A 25mC charge is placed at the end of a meter stick and a 4.omC charge is placed at the 50cm mark.At what position on the line joining the two charges is the electric field zero?
The field will be zero where the distance to the distances are in the ratio sqrt(25/4)= 5/2, with the closest distance to the larger charge.
That will make the Coulombb forces equal and opposite. Since the sum of the two distances is 50 m, the location is 2/7 of the way from the end to the middle, at the 14.29 cm mark. That will be 35.71 cm from the 4.0 mC charge.
The ratio of the two distances is 2.5, as required.
To determine the position on the line joining the two charges where the electric field is zero, we can use the concept of the electric field due to point charges.
The electric field at any point in space is determined by the vector sum of the electric fields produced by each charge at that point.

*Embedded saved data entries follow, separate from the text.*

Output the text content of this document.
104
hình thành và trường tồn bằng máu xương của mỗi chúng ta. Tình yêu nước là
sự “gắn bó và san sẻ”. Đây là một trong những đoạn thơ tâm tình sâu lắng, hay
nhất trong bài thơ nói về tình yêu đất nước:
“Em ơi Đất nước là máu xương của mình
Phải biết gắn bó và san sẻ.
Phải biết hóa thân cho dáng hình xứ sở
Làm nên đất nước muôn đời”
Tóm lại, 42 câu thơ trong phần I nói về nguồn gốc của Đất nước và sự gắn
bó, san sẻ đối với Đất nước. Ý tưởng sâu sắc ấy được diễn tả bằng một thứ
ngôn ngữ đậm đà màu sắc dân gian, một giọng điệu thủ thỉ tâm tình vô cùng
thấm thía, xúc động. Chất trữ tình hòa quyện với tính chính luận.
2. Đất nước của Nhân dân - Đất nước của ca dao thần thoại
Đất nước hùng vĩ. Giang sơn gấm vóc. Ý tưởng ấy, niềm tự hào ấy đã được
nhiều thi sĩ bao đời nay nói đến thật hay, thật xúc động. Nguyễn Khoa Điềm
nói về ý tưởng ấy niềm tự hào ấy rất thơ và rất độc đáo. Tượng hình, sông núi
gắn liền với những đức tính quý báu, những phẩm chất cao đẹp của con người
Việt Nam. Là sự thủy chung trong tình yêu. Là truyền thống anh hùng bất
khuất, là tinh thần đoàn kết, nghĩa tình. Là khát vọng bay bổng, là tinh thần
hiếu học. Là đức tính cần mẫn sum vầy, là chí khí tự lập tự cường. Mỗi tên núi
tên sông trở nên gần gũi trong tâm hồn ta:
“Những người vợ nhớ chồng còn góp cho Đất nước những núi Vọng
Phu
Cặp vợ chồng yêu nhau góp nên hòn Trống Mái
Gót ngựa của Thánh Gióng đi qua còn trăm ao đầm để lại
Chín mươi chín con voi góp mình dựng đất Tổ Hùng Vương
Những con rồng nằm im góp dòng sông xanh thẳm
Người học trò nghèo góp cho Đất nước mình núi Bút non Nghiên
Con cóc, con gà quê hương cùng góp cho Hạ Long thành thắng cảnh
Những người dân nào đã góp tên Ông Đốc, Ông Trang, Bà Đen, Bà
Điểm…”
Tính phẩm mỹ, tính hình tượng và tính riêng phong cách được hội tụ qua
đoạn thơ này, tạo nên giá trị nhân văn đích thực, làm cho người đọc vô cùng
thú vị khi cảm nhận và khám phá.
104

In this case, we have two point charges: a +25mC charge at one end of the meter stick and a +4.0mC charge at the 50cm mark.
To find the position where the electric field is zero, we need to determine the point where the electric fields of both charges cancel out each other. This can be done by setting up an equation based on the principle that the vector sum of the electric fields is zero.
Let's assume that the position where the electric field is zero is at 'x' cm from the +25mC charge. The position of the +4.0mC charge is at 50cm.
The electric field due to the +25mC charge at position x is given by:
E1 = k * q1 / r1^2
The electric field due to the +4.0mC charge at position 50cm is given by:
E2 = k * q2 / r2^2
Since the electric fields target opposite directions, to cancel each other, they must have equal magnitude and opposite sign:
E1 = -E2
Setting up the equation:
k * q1 / r1^2 = - k * q2 / r2^2
Plugging in the given values:
(9 * 10^9 Nm^2/C^2) * (25 * 10^-3 C) / (x * 10^-2 m)^2 = - (9 * 10^9 Nm^2/C^2) * (4 * 10^-3 C) / (50 * 10^-2 m)^2
Simplifying the equation:
25 / x^2 = -4 / 5^2
Cross-multiplying:
25 * 5^2 = -4 * x^2
Solving for x:
25 * 25 = 4 * x^2
625 = 4 * x^2
x^2 = 625 / 4
x^2 = 156.25
x ≈ 12.5 cm
Therefore, the position on the line joining the two charges where the electric field is zero is approximately 12.5 cm from the +25mC charge.